22% of Brits with who are fortunate enough to have money to invest are planning to open a savings account in the next 12 months – even with inflation hikes and an ongoing cost-of-living crisis. But how have rising interest rates impacted the behaviour of ‘active savers’?

We take a look at YouGov’s recent report into the UK’s saving habits.

Who are active savers?

Active savers are those with investable wealth and assets who are planning to open a savings account in the next 12 months. YouGov research shows that compared to the national average, active savers are more likely to:

  • live in the south of the UK;
  • be male;
  • be aged between 18-39; and
  • belong to the higher income bracket.

Active savers are also typically more optimistic about their future financial situation than the general UK population.
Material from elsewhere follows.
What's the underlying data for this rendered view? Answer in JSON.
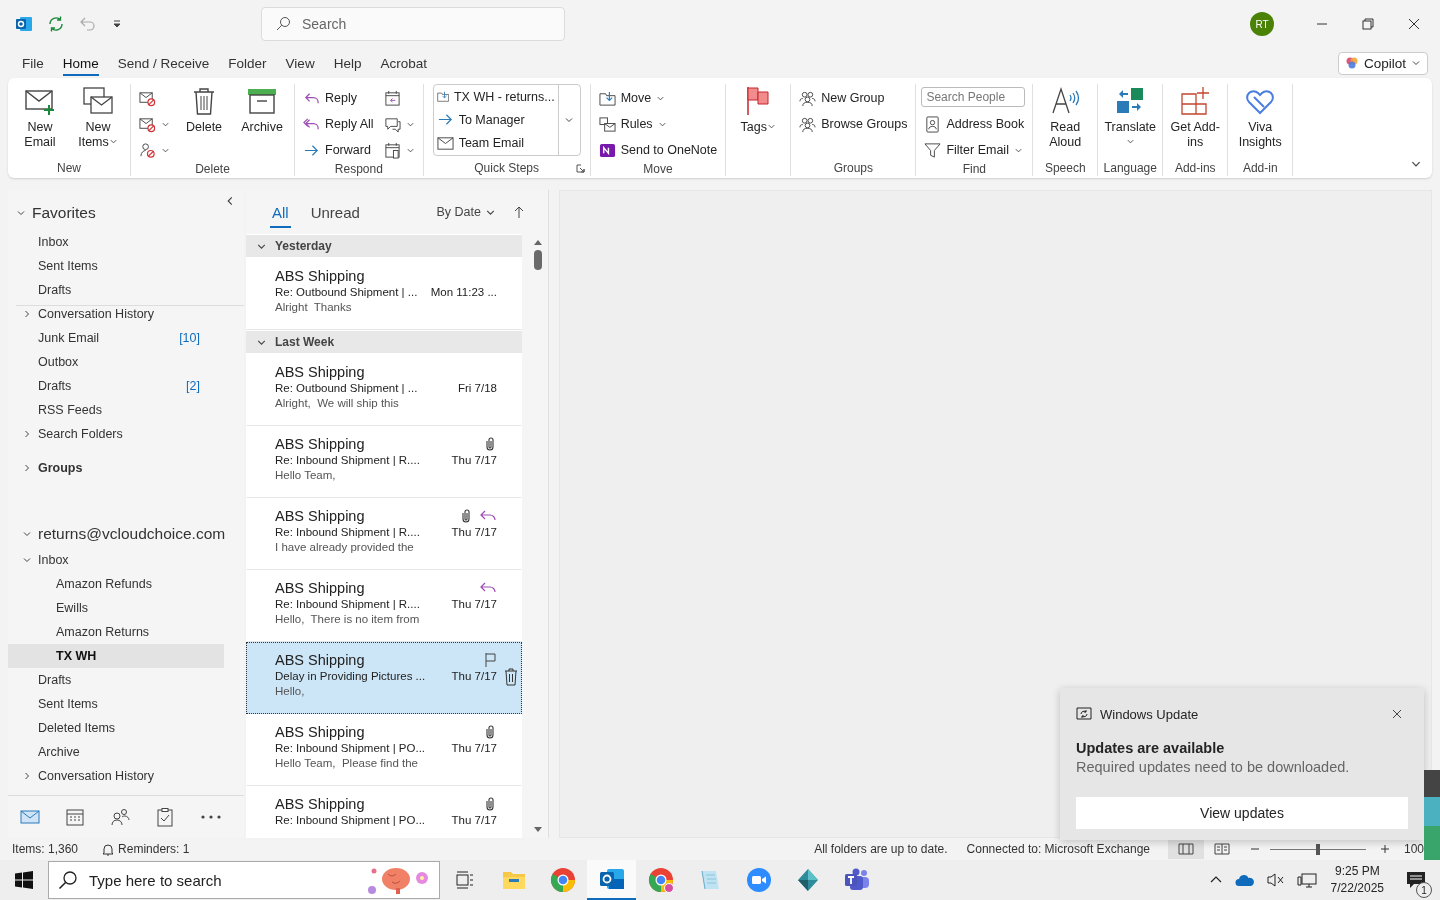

Financial priorities: have they changed?

Since the Covid-19 pandemic hit the UK in 2020, priorities have shifted towards saving for the future. Brits with investible assets have reduced paying off their debts by 12% and increased their saving by 9%. Total savings with a value of £500+ in a year have shown significant growth amongst this demographic, with gradual increases in the proportions saving over £20,000 a year, whilst the proportion of those saving less than £499 has dropped by 11% since 2019.

Reasons for saving

Everybody has a different reason for saving, which typically dictates their financial behaviour. Active savers are prioritising the future, with 41% of YouGov’s active-saver respondents noting their reason for opening a savings account as retirement – which is more than double that of the general population (19%).

How are active savers saving?

Flexible savings products are on the rise, with instant access savings products seeing the greatest increase year-on-year – growing 10% since 2020. Opening a savings account (including a cash ISA) has also seen the most notable increase in the 2021-2024 review period, climbing 6% compared to other financial actions such as increasing pension contributions (1%) and taking out a mortgage (no change). Premium and fixed-rate savings bonds, as well as stocks and shares that are separate from an ISA, are also popular among active savers.